Für den vorliegenden Zusammenhang ist der dem geschriebenen europäischen Verordnungsrecht entlehnte Begriff des "Handelns in gutem Glauben" nicht darauf zu beschränken, weder überhöhten Festsetzungen oder Überzahlungen anzustreben noch grob schuldhaft zu verkennen, dass die eigenen Angaben zu derartigen unberechtigten Leistungen führen könnten (fehlendes subjektives Unrechtsbewusstsein, trotz objektiver Unberechtigtheit). Denn eine solche Auslegung wäre einseitig an der nationalrechtlichen Bedeutung des deutsche Rechtsbegriffs "guter Glaube" orientiert, der zwar die wörtliche Übersetzung des lateinischen Terminus "bona fides" darstellt, im Verhältnis zu diesem Terminus aber eine begriffliche Verengung beinhaltet, da der lateinische Begriff allgemein redliches und zuverlässiges Handeln im Rechtsverkehr bezeichnet (wikipedia, Schlagwort: "Guter Glaube"; Köbler, Juristisches Wörterbuch, 4. Aufl. 1986, und Köbler/Pohl, Deutsch-Deutsches Rechtswörterbuch, München 1991, jeweils Schlagwort: "bona fides"). Der Begriff "guter Glaube" wird in den nationalen Rechtsordnungen der Europäischen Union sehr unterschiedlich verstanden (vgl. Schlussanträge des Generalanwalts vom 13. 4. 2004 in der Rechtssache C- 454/98, Slg. 2000, I-06973, hier zitiert nach juris, Langtext Rn. 36). Rechtsordnungen des romanischen und verschiedener verwandter Rechtskreise verwenden den Begriff der bona fides beziehungsweise die entsprechenden landessprachlichen Ausdrücke (bonne foi, buena fe bzw. buona fede) zumeist im ursprünglichen, allgemeinen Sinne des römischen Rechts (wikipedia, Schlagwort: "Guter Glaube"). Zumal die französische, die spanische und die italienische Textfassung des Art. 73 Abs. 5 UAbs. 2 VO (EG) Nr. 796/2004 die vorgenannten landessprachlichen Ausdrücke beinhalten und sich der Begriff des guten Glaubens in dieser Vorschrift allgemein auf das Handeln des Antragstellers bezieht, ist davon auszugehen, dass er in seiner erweiterten römisch-rechtlich geprägten Bedeutung Eingang in das Recht der Europäischen Union gefunden hat. In diesem Sinne muss er deshalb auch für den hiesigen Zusammenhang gedeutet werden.
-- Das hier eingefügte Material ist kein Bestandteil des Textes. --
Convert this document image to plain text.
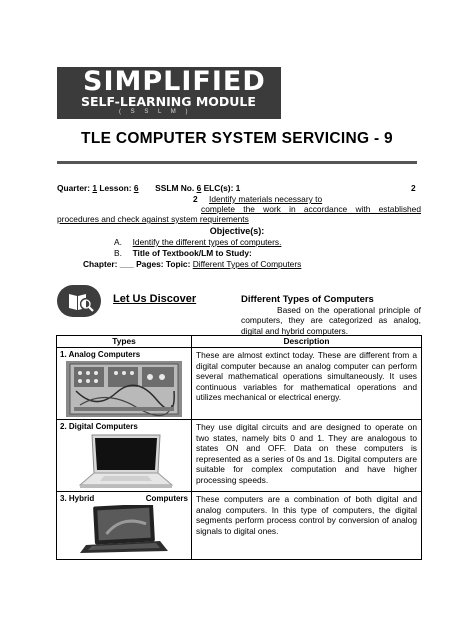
SIMPLIFIED
SELF-LEARNING MODULE
( S S L M )
TLE COMPUTER SYSTEM SERVICING - 9
Quarter: 1 Lesson: 6 SSLM No. 6 ELC(s): 1	2
2 Identify materials necessary to
complete the work in accordance with established
procedures and check against system requirements
Objective(s):
A. Identify the different types of computers.
B. Title of Textbook/LM to Study:
Chapter: ___ Pages: Topic: Different Types of Computers
Let Us Discover	Different Types of Computers
Based on the operational principle of computers, they are categorized as analog, digital and hybrid computers.
Types	Description

1. Analog Computers	These are almost extinct today. These are different from a digital computer because an analog computer can perform several mathematical operations simultaneously. It uses continuous variables for mathematical operations and utilizes mechanical or electrical energy.

2. Digital Computers	They use digital circuits and are designed to operate on two states, namely bits 0 and 1. They are analogous to states ON and OFF. Data on these computers is represented as a series of 0s and 1s. Digital computers are suitable for complex computation and have higher processing speeds.

3. Hybrid Computers	These computers are a combination of both digital and analog computers. In this type of computers, the digital segments perform process control by conversion of analog signals to digital ones.
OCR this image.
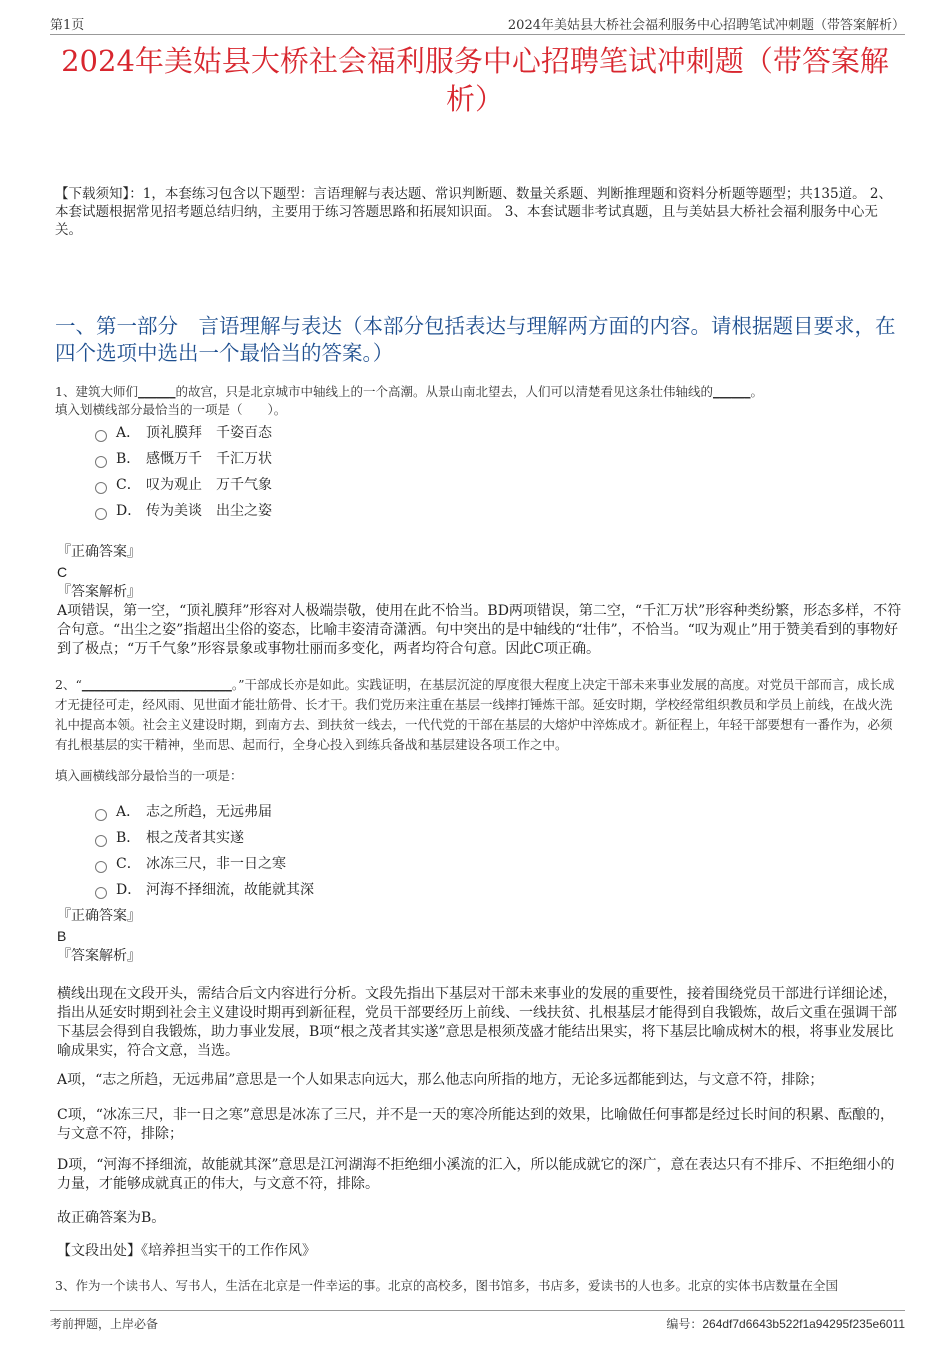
第1页	2024年美姑县大桥社会福利服务中心招聘笔试冲刺题（带答案解析）
2024年美姑县大桥社会福利服务中心招聘笔试冲刺题（带答案解析）
【下载须知】：1，本套练习包含以下题型：言语理解与表达题、常识判断题、数量关系题、判断推理题和资料分析题等题型；共135道。 2、本套试题根据常见招考题总结归纳，主要用于练习答题思路和拓展知识面。 3、本套试题非考试真题，且与美姑县大桥社会福利服务中心无关。
一、第一部分　言语理解与表达（本部分包括表达与理解两方面的内容。请根据题目要求，在四个选项中选出一个最恰当的答案。）
1、建筑大师们______的故宫，只是北京城市中轴线上的一个高潮。从景山南北望去，人们可以清楚看见这条壮伟轴线的______。
填入划横线部分最恰当的一项是（　　）。
A． 顶礼膜拜　千姿百态
B． 感慨万千　千汇万状
C． 叹为观止　万千气象
D． 传为美谈　出尘之姿
『正确答案』
C
『答案解析』
A项错误，第一空，“顶礼膜拜”形容对人极端崇敬，使用在此不恰当。BD两项错误，第二空，“千汇万状”形容种类纷繁，形态多样，不符合句意。“出尘之姿”指超出尘俗的姿态，比喻丰姿清奇潇洒。句中突出的是中轴线的“壮伟”，不恰当。“叹为观止”用于赞美看到的事物好到了极点；“万千气象”形容景象或事物壮丽而多变化，两者均符合句意。因此C项正确。
2、“________________________。”干部成长亦是如此。实践证明，在基层沉淀的厚度很大程度上决定干部未来事业发展的高度。对党员干部而言，成长成才无捷径可走，经风雨、见世面才能壮筋骨、长才干。我们党历来注重在基层一线摔打锤炼干部。延安时期，学校经常组织教员和学员上前线，在战火洗礼中提高本领。社会主义建设时期，到南方去、到扶贫一线去，一代代党的干部在基层的大熔炉中淬炼成才。新征程上，年轻干部要想有一番作为，必须有扎根基层的实干精神，坐而思、起而行，全身心投入到练兵备战和基层建设各项工作之中。
填入画横线部分最恰当的一项是：
A． 志之所趋，无远弗届
B． 根之茂者其实遂
C． 冰冻三尺，非一日之寒
D． 河海不择细流，故能就其深
『正确答案』
B
『答案解析』
横线出现在文段开头，需结合后文内容进行分析。文段先指出下基层对干部未来事业的发展的重要性，接着围绕党员干部进行详细论述，指出从延安时期到社会主义建设时期再到新征程，党员干部要经历上前线、一线扶贫、扎根基层才能得到自我锻炼，故后文重在强调干部下基层会得到自我锻炼，助力事业发展，B项“根之茂者其实遂”意思是根须茂盛才能结出果实，将下基层比喻成树木的根，将事业发展比喻成果实，符合文意，当选。
A项，“志之所趋，无远弗届”意思是一个人如果志向远大，那么他志向所指的地方，无论多远都能到达，与文意不符，排除；
C项，“冰冻三尺，非一日之寒”意思是冰冻了三尺，并不是一天的寒冷所能达到的效果，比喻做任何事都是经过长时间的积累、酝酿的，与文意不符，排除；
D项，“河海不择细流，故能就其深”意思是江河湖海不拒绝细小溪流的汇入，所以能成就它的深广，意在表达只有不排斥、不拒绝细小的力量，才能够成就真正的伟大，与文意不符，排除。
故正确答案为B。
【文段出处】《培养担当实干的工作作风》
3、作为一个读书人、写书人，生活在北京是一件幸运的事。北京的高校多，图书馆多，书店多，爱读书的人也多。北京的实体书店数量在全国
考前押题，上岸必备	编号：264df7d6643b522f1a94295f235e6011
Im Übrigen spräche gegen sein einengendes Verständnis gerade im Zuge einer Konkretisierung des Irrtumsbegriffs, dass es nicht mittelbar von den möglichen Folgen (Erhalt eine unberechtigten Leistung, oder nicht) eines Irrtums abhängig gemacht werden darf, nach welchen Kriterien sich bestimmt, ob ein Irrtum vorliegt. Unrichtig wäre insbesondere die These, dass ein einseitig zu eigenen Lasten begangener Fehler ohne weiteres als Irrtum zu qualifizieren sei. Hingegen liege ein Irrtum im Hinblick auf die von Sanktionen befreiende Wirkung einer Berichtigung begrifflich nur unter verschärften Voraussetzungen vor, wenn es im Verhältnis zu der falschen Angabe kein rechtmäßiges Alternativverhalten gebe, welches die Gewährung einer Leistung in (zumindest) derselben Höhe ermöglicht hätte, in der sie auf die fehlerhafte Angabe hätte gewährt werden dürfen, träfe diese Angabe zu. Denn für einen ergebnisorientiert "gespaltenen" Irrtumsbegriff bietet der Wortlaut des Art. 19 VO (EG) Nr. 796/2004 keine Anhaltspunkte.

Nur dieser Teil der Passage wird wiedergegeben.